Conformité au RGPD et respect du secret médical dans les contrats d’assurance complémentaire santé
Eléonore Scaramozzino, Avocate partenaire, Constellation Avocats
La CNIL alerte le Ministre chargé de la Santé et de la prévention de la nécessité de consolider le cadre juridique sur le transfert des données de santé vers les OCAM sur l’exception pour le traitement des données concernant la santé et sur la levée du secret médical.
Transmission de données de santé dans les contrats d’assurance complémentaire santé et respect du RGPD et LIL
La Commission a analysé les bases juridiques permettant de fonder le transfert des données de santé par les professionnels de santé dans les différents contrats d’assurance maladie complémentaire
Il ressort de cette étude que pour les contrats d’assurance complémentaire, contrat dit responsable, fondé sur le mécanisme du tiers payant (art L 871-1 CSS), la transmission des données par le professionnel de santé aux organismes complémentaires d’assurance maladie (OCAM) pourrait être fondée sur l’article 6.1.b) ou h) du RGPD en liaison avec l’article 9.2.b) ou h) du RGPD, sous réserve d’en respecter strictement les conditions, notamment celles prévues à l’article 9.3 du RGPD. La transmission des données est nécessaire pour la liquidation de la prestation. En revanche, la base juridique de la transmission des données de santé aux OCAM pour les contrats non responsables ne peut être limitée qu’au consentement (art 6.1.a) en liaison avec l’article 9.2.a) du RGPD. Selon l’article 7.4 du RGPD, le consentement pourrait être considéré comme libre à la condition que la collecte de catégories particulières de données soit « nécessaire à l’exécution d’un contrat auquel la personne concernée est partie ». Si le contrat est collectif, il n’y a pas de recueil de consentement explicite et exprès pour chaque assuré individuellement. Le consentement ne résulte que de la non-opposition au bénéfice des garanties du contrat. Cette exception n’est pas applicable dès lors que le contrat conclu relève d’un contrat collectif.

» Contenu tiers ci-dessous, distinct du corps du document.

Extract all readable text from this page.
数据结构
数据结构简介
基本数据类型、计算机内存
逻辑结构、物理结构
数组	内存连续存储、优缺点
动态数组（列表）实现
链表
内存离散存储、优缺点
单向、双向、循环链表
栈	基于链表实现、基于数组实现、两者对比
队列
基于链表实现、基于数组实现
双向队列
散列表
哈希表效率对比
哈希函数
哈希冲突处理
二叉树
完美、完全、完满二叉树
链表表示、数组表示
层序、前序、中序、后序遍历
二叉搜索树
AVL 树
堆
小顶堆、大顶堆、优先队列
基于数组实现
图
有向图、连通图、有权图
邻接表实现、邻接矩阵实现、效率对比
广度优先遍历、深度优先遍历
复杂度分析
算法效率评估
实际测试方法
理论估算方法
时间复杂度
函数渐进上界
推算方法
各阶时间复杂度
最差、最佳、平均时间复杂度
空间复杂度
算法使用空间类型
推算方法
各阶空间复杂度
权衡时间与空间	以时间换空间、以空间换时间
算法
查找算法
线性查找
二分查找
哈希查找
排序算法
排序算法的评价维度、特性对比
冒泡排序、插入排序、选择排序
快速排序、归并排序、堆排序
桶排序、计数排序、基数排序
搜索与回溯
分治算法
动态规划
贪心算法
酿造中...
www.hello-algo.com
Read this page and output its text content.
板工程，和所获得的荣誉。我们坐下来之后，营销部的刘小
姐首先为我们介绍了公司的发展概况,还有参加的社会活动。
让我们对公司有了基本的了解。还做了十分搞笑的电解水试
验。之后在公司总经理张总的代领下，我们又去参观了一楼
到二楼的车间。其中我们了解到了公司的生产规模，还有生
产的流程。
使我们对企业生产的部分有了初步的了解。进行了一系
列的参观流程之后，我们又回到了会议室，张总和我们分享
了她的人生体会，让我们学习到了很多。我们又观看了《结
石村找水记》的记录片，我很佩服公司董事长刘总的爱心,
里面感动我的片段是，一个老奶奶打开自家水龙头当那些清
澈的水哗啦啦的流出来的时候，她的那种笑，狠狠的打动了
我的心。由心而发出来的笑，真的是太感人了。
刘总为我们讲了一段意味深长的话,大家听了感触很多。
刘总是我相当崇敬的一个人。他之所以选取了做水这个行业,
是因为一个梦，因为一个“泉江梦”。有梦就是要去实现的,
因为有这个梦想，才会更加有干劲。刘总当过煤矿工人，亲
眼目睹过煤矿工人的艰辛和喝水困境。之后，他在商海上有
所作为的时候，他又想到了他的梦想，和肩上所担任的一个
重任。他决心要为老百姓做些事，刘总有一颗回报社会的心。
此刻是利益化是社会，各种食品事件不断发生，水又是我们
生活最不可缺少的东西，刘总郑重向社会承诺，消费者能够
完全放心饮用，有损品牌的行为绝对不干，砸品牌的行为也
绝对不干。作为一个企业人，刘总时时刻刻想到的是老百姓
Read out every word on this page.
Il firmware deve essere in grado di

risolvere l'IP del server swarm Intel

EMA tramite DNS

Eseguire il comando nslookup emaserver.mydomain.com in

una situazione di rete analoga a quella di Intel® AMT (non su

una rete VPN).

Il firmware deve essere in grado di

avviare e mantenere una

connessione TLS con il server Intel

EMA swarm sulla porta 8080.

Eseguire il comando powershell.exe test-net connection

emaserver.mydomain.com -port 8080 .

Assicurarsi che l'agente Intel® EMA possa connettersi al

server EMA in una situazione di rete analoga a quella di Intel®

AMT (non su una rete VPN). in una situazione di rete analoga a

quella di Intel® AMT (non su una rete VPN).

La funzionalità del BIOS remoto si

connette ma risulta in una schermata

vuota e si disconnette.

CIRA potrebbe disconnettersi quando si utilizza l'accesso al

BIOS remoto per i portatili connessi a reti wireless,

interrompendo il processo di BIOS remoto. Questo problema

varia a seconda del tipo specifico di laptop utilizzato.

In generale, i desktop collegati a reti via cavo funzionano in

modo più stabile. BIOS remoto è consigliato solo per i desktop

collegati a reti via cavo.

La Commission considère que le cadre législatif actuellement en vigueur ne permet de déduire avec certitude une autorisation pour les OCAM de traiter des données de santé dans tous les cas de figure.
L’encadrement législatif des contrats de complémentaire santé nécessite d’être revu pour fonder le transfert des données des professionnels de santé aux OCAM.
Transmission de données de santé dans les contrats d’assurance complémentaire santé et le respect du secret médical
Les professionnels de santé vont transmettre aux OCAM des données telles que les codes de regroupement, les codes affinés, et les ordonnances de prescription sont protégés par le secret médical (art L 1110-4 CSP). Le secret médical couvre toutes les informations de santé portées à la connaissance du professionnel de santé dans le cadre médical. La transmission d’une information médicale par les professionnels de santé aux OCAM doit être fondée sur une norme législative ou d’un niveau supérieur à la loi, ou sur le fondement de dispositions réglementaires qui sont la conséquence nécessaire de l’exécution d’une loi.
L’article L. 871-1 du CSS prévoit que les contrats dits « responsables » doivent inclure un mécanisme de tiers payant qui dispense le patient de l’avance des frais et conduit nécessairement le praticien à demander et justifier lui-même le paiement à l’OCAM compétent, les données transitant généralement par les organismes d’assurance maladie obligatoire (AMO).
La CNIL estime donc que l’exécution du mécanisme de tiers payant, pour ces « contrats responsables », peut impliquer la transmission d’informations couvertes par le secret médical vers les OCAM. En revanche pour les autres contrats de complémentaire santé, il n’existe pas de norme juridique permettant le transfert de données de santé relevant du secret médical.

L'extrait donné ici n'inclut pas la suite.